Curve customers are now able to make payments as usual. This comes after a three-day outage starting last Friday since Curve’s infrastructural provider Wirecard activities were frozen by the FCA.
Wirecard is a German payments company and its shares have fallen by more than 90% after the auditors from Ernst & Young had raised questions over cash balances worth €1.9bn last week.
Read also: Wirecard collapse freezes accounts of Pockit or Curve customers
The company has filed for insolvency with German regulators. After that, the FCA has imposed restrictions on Wirecard UK to cease all regulated activity and freeze all assets and funds.
“Our primary objective is to protect the interests and money of consumers who use Wirecard,” stated the regulator.
Curve, which allows people to use a single card to make payments from any of their bank accounts, told its 1.3 million customers to carry an alternative card because transactions and money transfer would not be possible as a result of the freeze.
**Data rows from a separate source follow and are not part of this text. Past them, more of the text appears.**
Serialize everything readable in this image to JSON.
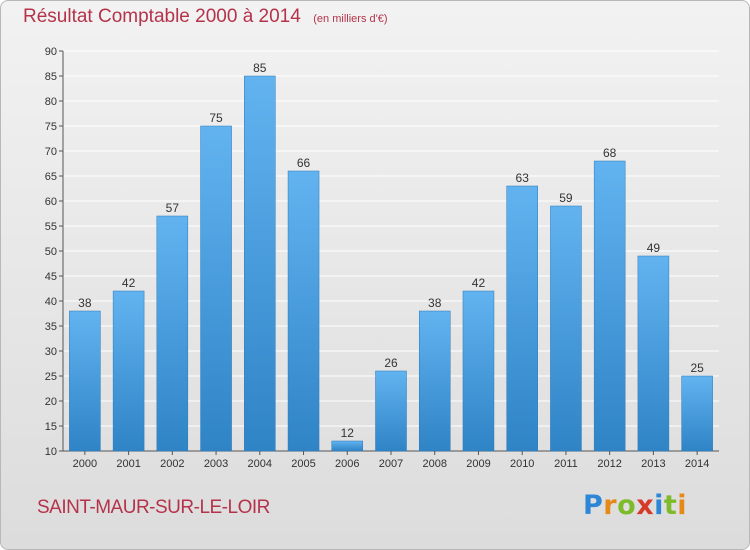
{
  "chart_data": {
    "type": "bar",
    "title": "Résultat Comptable 2000 à 2014",
    "subtitle": "(en milliers d'€)",
    "xlabel": "",
    "ylabel": "",
    "categories": [
      "2000",
      "2001",
      "2002",
      "2003",
      "2004",
      "2005",
      "2006",
      "2007",
      "2008",
      "2009",
      "2010",
      "2011",
      "2012",
      "2013",
      "2014"
    ],
    "values": [
      38,
      42,
      57,
      75,
      85,
      66,
      12,
      26,
      38,
      42,
      63,
      59,
      68,
      49,
      25
    ],
    "ylim": [
      10,
      90
    ],
    "yticks": [
      10,
      15,
      20,
      25,
      30,
      35,
      40,
      45,
      50,
      55,
      60,
      65,
      70,
      75,
      80,
      85,
      90
    ],
    "grid": true,
    "legend": "none",
    "bar_color": "#4b9fe0",
    "title_color": "#b5334a"
  },
  "footer": {
    "commune": "SAINT-MAUR-SUR-LE-LOIR",
    "logo": {
      "letters": [
        "P",
        "r",
        "o",
        "x",
        "i",
        "t",
        "i"
      ],
      "colors": [
        "#2e86d6",
        "#e58a16",
        "#7dbb2a",
        "#d63a2a",
        "#2e86d6",
        "#7dbb2a",
        "#e58a16"
      ]
    }
  }
}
At around 15:00 last Friday, Curve announced its services were “temporarily suspended”. Curve used Wirecard to issue its cards and process transactions. This meant Curve’s operation depended on Wirecard’s operational support.
The pause on services also saw Curve suspend its cash back reward program Curve Cash, as well as it’s Go Back In Time’ feature. This allows users to put past purchases onto different cards.

The Curve team has been working over the weekend to come up with plans to handle all e-money services in house.
“It’s given us a bit of a shot in the arm. We’ve been able to move that in house bit quicker than we wanted. Which gives us more control. We’ve got a new processor now as well: we’re working with Checkout.com,” Curve’s spokesman said to AltFi.
“It has also united everyone. By pulling long hours over the weekend there is a really good feeling the company to have done this in such a short period of time. It is totally remarkable and probably unprecedented,” they added.